While speaking of the goal to create a "Smart City," he also announced the formation of what he calls the first-of-its-kind public-private data analytics partnership.
"We will partner with SAS Institute to expand Citizen Services, improve government efficiency and become the nation's leading intelligent, smart city," he said. "Our data and analytic center will deliver insights to make Buffalo the government technology leader. Together, we will develop an innovation laboratory to produce data driven solutions and create a talent development hub that will produce a new generation of skilled talent in Buffalo."
Plans for a Smart City buildout also include updating technology for infrastructure improvements ranging from street lights to better control of flow in sewer systems. Brown also announced the launch of what is called BuffAlert, a civic alert notifcation system. He encouraged guests in attendance to register on the spot by texting the program's name to 30890.

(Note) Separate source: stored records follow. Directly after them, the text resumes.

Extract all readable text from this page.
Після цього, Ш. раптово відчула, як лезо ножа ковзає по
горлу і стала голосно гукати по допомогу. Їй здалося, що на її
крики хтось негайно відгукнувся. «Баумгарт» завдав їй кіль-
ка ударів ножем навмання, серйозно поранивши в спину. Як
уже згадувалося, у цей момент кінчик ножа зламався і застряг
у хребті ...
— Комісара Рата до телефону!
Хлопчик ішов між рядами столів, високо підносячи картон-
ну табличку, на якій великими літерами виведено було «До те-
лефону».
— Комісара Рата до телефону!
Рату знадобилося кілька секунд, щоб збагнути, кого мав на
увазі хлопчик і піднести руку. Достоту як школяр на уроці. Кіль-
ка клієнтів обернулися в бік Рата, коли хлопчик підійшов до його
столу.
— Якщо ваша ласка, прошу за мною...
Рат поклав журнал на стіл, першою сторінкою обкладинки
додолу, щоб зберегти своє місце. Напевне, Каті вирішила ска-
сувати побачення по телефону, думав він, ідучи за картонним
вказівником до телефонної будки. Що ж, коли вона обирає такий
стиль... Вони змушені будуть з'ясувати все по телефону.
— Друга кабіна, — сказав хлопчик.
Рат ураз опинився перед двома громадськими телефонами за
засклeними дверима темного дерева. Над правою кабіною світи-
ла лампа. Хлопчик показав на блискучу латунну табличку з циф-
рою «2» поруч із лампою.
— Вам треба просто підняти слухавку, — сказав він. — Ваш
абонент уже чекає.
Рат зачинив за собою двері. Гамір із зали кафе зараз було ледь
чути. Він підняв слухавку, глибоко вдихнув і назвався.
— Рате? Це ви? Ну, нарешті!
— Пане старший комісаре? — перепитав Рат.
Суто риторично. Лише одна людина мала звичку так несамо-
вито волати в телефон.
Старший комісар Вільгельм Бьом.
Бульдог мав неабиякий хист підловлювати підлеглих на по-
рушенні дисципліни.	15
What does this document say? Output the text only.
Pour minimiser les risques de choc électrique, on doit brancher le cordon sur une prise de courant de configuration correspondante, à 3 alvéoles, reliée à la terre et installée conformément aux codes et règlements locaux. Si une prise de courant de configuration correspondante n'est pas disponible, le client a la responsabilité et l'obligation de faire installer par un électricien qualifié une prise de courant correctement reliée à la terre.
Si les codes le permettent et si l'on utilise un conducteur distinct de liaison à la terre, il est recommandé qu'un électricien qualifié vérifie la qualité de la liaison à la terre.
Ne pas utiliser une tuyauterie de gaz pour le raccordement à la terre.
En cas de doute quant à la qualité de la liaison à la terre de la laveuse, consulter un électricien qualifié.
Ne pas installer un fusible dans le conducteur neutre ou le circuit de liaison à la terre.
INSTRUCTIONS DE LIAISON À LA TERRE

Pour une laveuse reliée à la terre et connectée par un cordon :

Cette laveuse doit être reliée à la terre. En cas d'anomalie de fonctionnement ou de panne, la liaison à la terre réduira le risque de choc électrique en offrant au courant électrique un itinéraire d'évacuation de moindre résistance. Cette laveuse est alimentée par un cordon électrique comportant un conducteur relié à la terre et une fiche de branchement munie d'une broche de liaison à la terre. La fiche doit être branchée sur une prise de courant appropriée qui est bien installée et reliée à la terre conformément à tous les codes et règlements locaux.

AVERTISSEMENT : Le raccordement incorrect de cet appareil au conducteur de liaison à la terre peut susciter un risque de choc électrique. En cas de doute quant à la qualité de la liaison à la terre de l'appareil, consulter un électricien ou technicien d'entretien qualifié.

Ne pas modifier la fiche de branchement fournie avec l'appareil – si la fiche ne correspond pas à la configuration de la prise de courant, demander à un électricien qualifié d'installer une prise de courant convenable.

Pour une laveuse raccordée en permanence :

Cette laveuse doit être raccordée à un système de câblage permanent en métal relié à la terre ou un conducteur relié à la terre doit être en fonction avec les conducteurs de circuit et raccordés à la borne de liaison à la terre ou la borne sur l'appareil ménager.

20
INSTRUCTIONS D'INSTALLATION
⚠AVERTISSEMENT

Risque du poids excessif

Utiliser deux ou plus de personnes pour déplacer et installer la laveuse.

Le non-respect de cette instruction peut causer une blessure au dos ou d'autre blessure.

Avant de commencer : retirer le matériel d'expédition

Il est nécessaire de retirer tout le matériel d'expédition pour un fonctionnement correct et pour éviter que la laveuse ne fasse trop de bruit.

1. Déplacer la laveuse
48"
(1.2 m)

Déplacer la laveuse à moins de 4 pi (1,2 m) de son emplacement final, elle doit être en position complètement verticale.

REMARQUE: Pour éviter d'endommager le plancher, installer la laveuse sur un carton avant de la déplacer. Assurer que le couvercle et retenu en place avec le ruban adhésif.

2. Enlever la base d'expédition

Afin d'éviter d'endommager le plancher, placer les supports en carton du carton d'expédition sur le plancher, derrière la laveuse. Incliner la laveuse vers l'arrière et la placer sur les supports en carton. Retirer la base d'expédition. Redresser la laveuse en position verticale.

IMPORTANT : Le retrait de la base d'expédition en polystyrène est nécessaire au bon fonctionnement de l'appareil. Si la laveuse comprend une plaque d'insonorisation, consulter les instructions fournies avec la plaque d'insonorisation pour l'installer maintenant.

He also announced a plan to improve the city's parking app, Buffalo Roam, which has surpassed 50 percent utilization by those needing to pay for a city parking space.
When addressing housing, Brown called for his city having 40 percent permanent affordable housing stock. And he announced that, in partnership with Erie County, the City of Buffalo is rolling out a plan to construct 2,100 new housing units along the Main Street "knowledge corridor," from Canalside to the University at Buffalo South Campus.
"The housing along the Main Street Knowledge Corridor is already getting a jumpstart," he said. "Developer William Paladino plans to build 100 units of modern housing at St. Paul Mall for new residents. Main Street will no longer be the line that divides our city.
"In this new economy, the Main Street Knowledge Corridor will unite our city around an economy that ensures opportunity for all. That's why today, I am announcing a commitment to ensure that 40% of housing units in the city of Buffalo will remain permanently affordable for the middle class and low to moderate income residents. I am also making a commitment to work with the City Council to create a $100 million fund from the city of Buffalo over the next five years to close the racial wealth gap in our community and communicate to the world that buffalo is a city of opportunity, equity and inclusion."
He also declared, "We will not leave public housing residents behind."